A wildfire in October 2022 destroyed the Nebraska State 4-H Camp and burned 5,000 acres of the Nebraska National Forest near Halsey. Also destroyed was a historic lookout tower. (Courtesy of Nebraska Forest and Grasslands)
LINCOLN — From the ashes of a destroyed 4-H camp at the Nebraska National Forest, an ambitious plan is rising for a $47 million center for tourists, conferences and local and regional events.
A feasibility study is underway for the proposed “Sandhills Discovery Center” near Halsey after the Nebraska Legislature, earlier this year, allocated $10 million towards replacing the State 4-H Camp, which was destroyed in a fire that swept through the forest 11 months ago.
State Sen. Mike Jacobson of North Platte, who represents the Halsey area and obtained the state funding, said that if the Sandhills center is done right, it could rival eastern Nebraska’s Mahoney State Park and Lied Lodge.
“All too often we don’t dream big enough,” Jacobson said in a press release.
He called the Nebraska National Forest and the Sandhills on which it sits “two of our state’s greatest treasures.”
The Nebraska Community Foundation, which helps dozens of Nebraska communities raise funds for local projects, has already done an economic impact study that estimates such a facility would bring a $4 million a year benefit to Halsey and nearby communities.
Now the foundation is conducting a feasibility study to gauge interest among donors for such a project, and what exactly should be built.
“We want to figure out how to do this right,” Jeff Yost, executive director of the Nebraska Community Foundation, said Wednesday.
“This idea makes an enormous amount of sense to me,” he added, “because this is a unique part of the world, and people want experiences.”
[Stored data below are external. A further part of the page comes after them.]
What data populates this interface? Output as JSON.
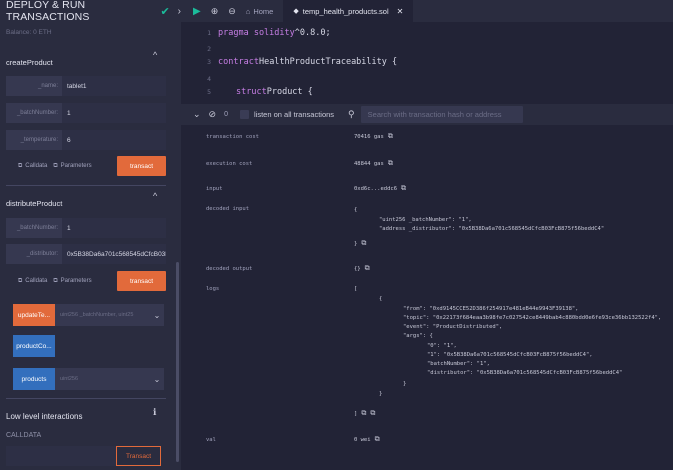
{
  "panel": {
    "title": "DEPLOY & RUN TRANSACTIONS",
    "balance": "Balance: 0 ETH"
  },
  "createProduct": {
    "title": "createProduct",
    "fields": [
      {
        "label": "_name:",
        "value": "tablet1"
      },
      {
        "label": "_batchNumber:",
        "value": "1"
      },
      {
        "label": "_temperature:",
        "value": "6"
      }
    ],
    "calldata": "Calldata",
    "parameters": "Parameters",
    "transact": "transact"
  },
  "distributeProduct": {
    "title": "distributeProduct",
    "fields": [
      {
        "label": "_batchNumber:",
        "value": "1"
      },
      {
        "label": "_distributor:",
        "value": "0x5B38Da6a701c568545dCfcB03F"
      }
    ],
    "calldata": "Calldata",
    "parameters": "Parameters",
    "transact": "transact"
  },
  "functions": [
    {
      "label": "updateTe...",
      "arg": "uint256 _batchNumber, uint25",
      "color": "#e26a3b"
    },
    {
      "label": "productCo...",
      "arg": "",
      "color": "#336fbd"
    },
    {
      "label": "products",
      "arg": "uint256",
      "color": "#336fbd"
    }
  ],
  "lowLevel": {
    "title": "Low level interactions",
    "calldata": "CALLDATA",
    "transact": "Transact"
  },
  "tabs": {
    "home": "Home",
    "file": "temp_health_products.sol"
  },
  "code": [
    {
      "n": "1",
      "kw": "pragma solidity",
      "text": " ^0.8.0;"
    },
    {
      "n": "2",
      "kw": "",
      "text": ""
    },
    {
      "n": "3",
      "kw": "contract",
      "text": " HealthProductTraceability {"
    },
    {
      "n": "4",
      "kw": "",
      "text": ""
    },
    {
      "n": "5",
      "kw": "struct",
      "text": " Product {"
    }
  ],
  "terminal": {
    "count": "0",
    "listen": "listen on all transactions",
    "search_placeholder": "Search with transaction hash or address"
  },
  "tx": {
    "transaction_cost_label": "transaction cost",
    "transaction_cost": "70416 gas",
    "execution_cost_label": "execution cost",
    "execution_cost": "48844 gas",
    "input_label": "input",
    "input": "0xd6c...eddc6",
    "decoded_input_label": "decoded input",
    "decoded_input_open": "{",
    "decoded_input_line1": "\"uint256 _batchNumber\": \"1\",",
    "decoded_input_line2": "\"address _distributor\": \"0x5B38Da6a701c568545dCfcB03FcB875f56beddC4\"",
    "decoded_input_close": "}",
    "decoded_output_label": "decoded output",
    "decoded_output": "{}",
    "logs_label": "logs",
    "logs_lines": [
      "[",
      "{",
      "\"from\": \"0xd9145CCE52D386f254917e481eB44e9943F39138\",",
      "\"topic\": \"0x22173f684eaa3b98fe7c027542ce8449bab4c880bdd0e6fe93ce36bb132522f4\",",
      "\"event\": \"ProductDistributed\",",
      "\"args\": {",
      "\"0\": \"1\",",
      "\"1\": \"0x5B38Da6a701c568545dCfcB03FcB875f56beddC4\",",
      "\"batchNumber\": \"1\",",
      "\"distributor\": \"0x5B38Da6a701c568545dCfcB03FcB875f56beddC4\"",
      "}",
      "}",
      "]"
    ],
    "val_label": "val",
    "val": "0 wei"
  },
  "colors": {
    "accent_orange": "#e26a3b",
    "accent_blue": "#336fbd",
    "success_green": "#1bbc9b"
  }
}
On Wednesday, the Nebraska 4-H Foundation announced that its board, in a special meeting, had voted to commit a $2 million insurance settlement from the fire toward development of the Discovery Center. The state’s funding must be matched dollar-for-dollar.
“We look forward to working with the community in a statewide effort to provide a future, first-class educational opportunity for 4-Her’s and an economic driver for the wider community,” said Roberta Pinkerton, president of the 4-H Foundation.
The 4-H Camp, which had been a fixture at the Halsey forest for 65 years, hosted a variety of events, from family reunions and weddings to 4-H conferences and a “Becoming an Outdoors Woman” retreat.
Hard to imagine
Dianna Rodocker, Halsey’s village clerk, said losing the camp was a blow to the community and the nearby ranching area because so many weddings and reunions were held there and because it generated traffic for local businesses.
She was among an estimated 60-70 people— equaling the population of Halsey — that packed a town hall meeting last month to hear about the plans from Jacobson and the Community Foundation.
“Everyone in town would be happy to see it,” Rodocker said. “But it’s hard to imagine that we’re going to have a facility out here that costs that much money that’s not in Omaha or Lincoln.”
But Yost and Stuart Shepherd, executive director of the Nebraska 4-H Foundation, said that such a facility in Halsey has a lot going for it.
The 4-H Camp, which could accommodate up to 200 overnight visitors in its lodge and cabins, was almost always busy, Shepard said.
On route to Black Hills, Yellowstone
Yost said people want to experience the Sandhills, a vast area of grass-covered sand dunes that became a National Natural Landmark in 1984. The same holds true for the 90,000-acre forest near Halsey, the largest hand-planted forest in North America.
The Middle Loup River adjacent to the forest hosts canoe and float trips, he said, and visitors could access nearby agri-tourism attractions.
The center is being envisioned on private land, near the forest and possibly on Nebraska Highway 2, a route that leads to the Black Hills and Yellowstone.
Yost said the facility, if deemed feasible, would be built in stages, with the first phase possibly opening by 2026. He said he’s been encouraged by the initial response.
“This is perfectly reasonable based on what tourists in 2023 are doing and say they want to do,” Yost said.